1) Vision. As the audience enters the space, Prospero, played by Eric Beauchesne, is already on stage, creating paper sailboats and placing them around himself with great attention. A piece of sheer fabric serves as his backdrop. The lights dim; Prospero calls for Ariel (Sandra Marin Garcia), and bids her to summon a tempest to bring his enemies to his island. He places one of his boats in Ariel’s hand where it lists to a fro until she shoves it in her mouth. The lights change and the fabric blows about in the storm, images of rain projected on it. This in itself was beautiful and could be viewed for hours. Behind the fabric, however, a whole other work of art is playing out. The dancers dive and roll across the stage, pulling and grabbing at one another, as if in the midst of a terrible storm. With a loud crash and a flash of a strobe, the fabric drops, the clouds part, and calm is restored. All of this takes place in the first 15 minutes, and is by no means the only eye-candy in the work. Pite and her collaborators (Owen Belton, composer; Robert Sondergaard, lights; and Nancy Bryant, costumes, to name a few) use projections on the backdrop and on paper held by dancers, simple set piece, and Indonesian puppet show-style shadows to enhance this already well-crafted work. The choreography is unique, diverse, and seems to be planned down to the smallest detail. Of note is the partnering between Marin Garcia and Beacuesne. “Seamless” has been used to describe partnering sequences before, but never has it been so true. Without the use of hands, Beacuesne rolls his partner up and down his body, suddenly lifting her over head and lowering her down like a falling leaf. There are also spectacular duets between Beacuesne and Bryan Arias who played the monster Caliban, and Cindy Salgado and Jermaine Maurice Spivey (Prospero’s daughter, Miranda, and her love interest, Prince Ferdinand).
2) Narrative. Pite does indeed tell the story of The Tempest. In fact, throughout the first half of the work, Act and Scene numbers and short descriptions are projected onto the set. If this were to continue through the whole work, it would be too much. But Pite knows just how much information to give the viewers before letting them start to draw their own conclusions and read into the work. Just like Shakespearean English, there are subtleties to the language Pite uses, twists and turns that make a simple seeming gesture mean so much more.

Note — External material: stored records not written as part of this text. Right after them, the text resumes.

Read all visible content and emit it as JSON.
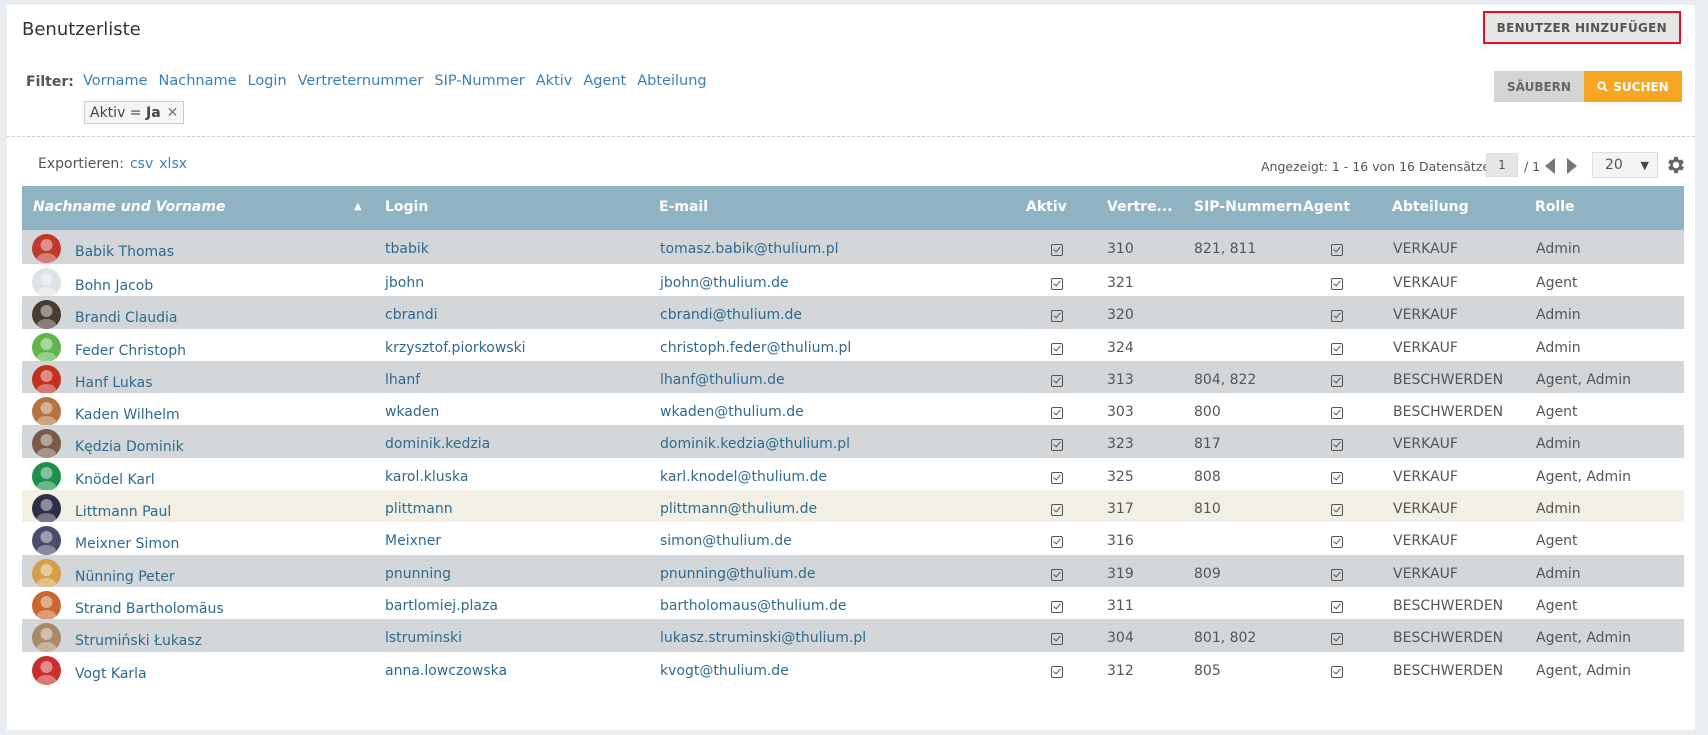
{
  "page": {
    "title": "Benutzerliste",
    "add_user_label": "BENUTZER HINZUFÜGEN"
  },
  "filter": {
    "label": "Filter:",
    "links": [
      "Vorname",
      "Nachname",
      "Login",
      "Vertreternummer",
      "SIP-Nummer",
      "Aktiv",
      "Agent",
      "Abteilung"
    ],
    "chip_key": "Aktiv = ",
    "chip_value": "Ja",
    "clear_label": "SÄUBERN",
    "search_label": "SUCHEN"
  },
  "export": {
    "label": "Exportieren:",
    "csv": "csv",
    "xlsx": "xlsx"
  },
  "pagination": {
    "shown_text": "Angezeigt: 1 - 16 von 16 Datensätze",
    "current_page": "1",
    "total_pages": "/ 1",
    "per_page": "20"
  },
  "table": {
    "columns": [
      "Nachname und Vorname",
      "Login",
      "E-mail",
      "Aktiv",
      "Vertre...",
      "SIP-Nummern",
      "Agent",
      "Abteilung",
      "Rolle"
    ],
    "sort_indicator": "▲",
    "rows": [
      {
        "name": "Babik Thomas",
        "login": "tbabik",
        "email": "tomasz.babik@thulium.pl",
        "vn": "310",
        "sip": "821, 811",
        "dept": "VERKAUF",
        "role": "Admin",
        "avatar_color": "#c0392b",
        "bg": "#d3d7da"
      },
      {
        "name": "Bohn Jacob",
        "login": "jbohn",
        "email": "jbohn@thulium.de",
        "vn": "321",
        "sip": "",
        "dept": "VERKAUF",
        "role": "Agent",
        "avatar_color": "#dfe3e6",
        "bg": "#ffffff"
      },
      {
        "name": "Brandi Claudia",
        "login": "cbrandi",
        "email": "cbrandi@thulium.de",
        "vn": "320",
        "sip": "",
        "dept": "VERKAUF",
        "role": "Admin",
        "avatar_color": "#4a3b32",
        "bg": "#d3d7da"
      },
      {
        "name": "Feder Christoph",
        "login": "krzysztof.piorkowski",
        "email": "christoph.feder@thulium.pl",
        "vn": "324",
        "sip": "",
        "dept": "VERKAUF",
        "role": "Admin",
        "avatar_color": "#5fb44b",
        "bg": "#ffffff"
      },
      {
        "name": "Hanf Lukas",
        "login": "lhanf",
        "email": "lhanf@thulium.de",
        "vn": "313",
        "sip": "804, 822",
        "dept": "BESCHWERDEN",
        "role": "Agent, Admin",
        "avatar_color": "#c0321e",
        "bg": "#d3d7da"
      },
      {
        "name": "Kaden Wilhelm",
        "login": "wkaden",
        "email": "wkaden@thulium.de",
        "vn": "303",
        "sip": "800",
        "dept": "BESCHWERDEN",
        "role": "Agent",
        "avatar_color": "#b5733f",
        "bg": "#ffffff"
      },
      {
        "name": "Kędzia Dominik",
        "login": "dominik.kedzia",
        "email": "dominik.kedzia@thulium.pl",
        "vn": "323",
        "sip": "817",
        "dept": "VERKAUF",
        "role": "Admin",
        "avatar_color": "#7a5a48",
        "bg": "#d3d7da"
      },
      {
        "name": "Knödel Karl",
        "login": "karol.kluska",
        "email": "karl.knodel@thulium.de",
        "vn": "325",
        "sip": "808",
        "dept": "VERKAUF",
        "role": "Agent, Admin",
        "avatar_color": "#1f8f4e",
        "bg": "#ffffff"
      },
      {
        "name": "Littmann Paul",
        "login": "plittmann",
        "email": "plittmann@thulium.de",
        "vn": "317",
        "sip": "810",
        "dept": "VERKAUF",
        "role": "Admin",
        "avatar_color": "#2c2f45",
        "bg": "#f2efe4"
      },
      {
        "name": "Meixner Simon",
        "login": "Meixner",
        "email": "simon@thulium.de",
        "vn": "316",
        "sip": "",
        "dept": "VERKAUF",
        "role": "Agent",
        "avatar_color": "#4b4b6b",
        "bg": "#ffffff"
      },
      {
        "name": "Nünning Peter",
        "login": "pnunning",
        "email": "pnunning@thulium.de",
        "vn": "319",
        "sip": "809",
        "dept": "VERKAUF",
        "role": "Admin",
        "avatar_color": "#d3a04a",
        "bg": "#d3d7da"
      },
      {
        "name": "Strand Bartholomäus",
        "login": "bartlomiej.plaza",
        "email": "bartholomaus@thulium.de",
        "vn": "311",
        "sip": "",
        "dept": "BESCHWERDEN",
        "role": "Agent",
        "avatar_color": "#c8682e",
        "bg": "#ffffff"
      },
      {
        "name": "Strumiński Łukasz",
        "login": "lstruminski",
        "email": "lukasz.struminski@thulium.pl",
        "vn": "304",
        "sip": "801, 802",
        "dept": "BESCHWERDEN",
        "role": "Agent, Admin",
        "avatar_color": "#a88a6a",
        "bg": "#d3d7da"
      },
      {
        "name": "Vogt Karla",
        "login": "anna.lowczowska",
        "email": "kvogt@thulium.de",
        "vn": "312",
        "sip": "805",
        "dept": "BESCHWERDEN",
        "role": "Agent, Admin",
        "avatar_color": "#c9302c",
        "bg": "#ffffff"
      }
    ]
  }
}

3) Shortcoming? What’s wrong with The Tempest Replica is quite hard to pinpoint, because it’s all so right. The short answer is: Prospero is less likeable by the end of the piece than he was at the beginning. In the first half, all the characters (except Prospero) are dressed in all white, heads and faces covered by Pite’s signature masks. The audience watches the story unfold with these non-human characters. Prospero magically directs his players in a clean, unadulterated telling of family ties, revenge, love, and enslavement. There’s little malice. Even Caliban’s hatred of his master is depicted in a humorous manner. It’s beautiful, but disconnected. Prospero is in charge, and his demeaning, vengeful tendencies are hidden behind this theatrical shroud of white purity. Once the story is told, a doorbell rings and all the characters enter, as if for a party, now brightly colored and unmasked. They retell the story—movements that were once robotic and shape-driven are suddenly filled with humanity and luxury. Things that seemed innocent become pained, almost morbid. Nowhere is this more noticeable than when Miranda sees the shipwreck offshore. While in white, her movements are robotic, dictated and directed by her father. When she repeats the choreography later, each move—still stiff—has lost all sign of automaton. She reaches and sobs audibly, making Prospero’s actions seem more cruel than magical. Where at first it appeared Prospero was helping his daughter walk toward the shipwrecked Prince, on second viewing it is clear he is struggling to let her go. Youth is lost. In her second duet with Prospero, the fairy is visibly struggling with the violent acts she has committed. Her heart flutters and her broken wing flaps like a poisoned Tinkerbell. When Prospero finally releases her, Ariel’s highheels can be heard fleeing as quickly as possible, not looking back. His later interactions with Caliban take on a domineering quality, and the horrible future alone that the monster must now face, with language and lust and no one to share it with, becomes apparent. Prospero is a bitter, broken man, not the carefree sorcerer he seemed to be. As the work comes to a close, the white figures return to visit the lonely old man, but this time they are in charge. They mimic and influence his movement, ultimately leaving him in the same prone position Miranda was found when she is first introduced, a lifeless doll ready to be manipulated.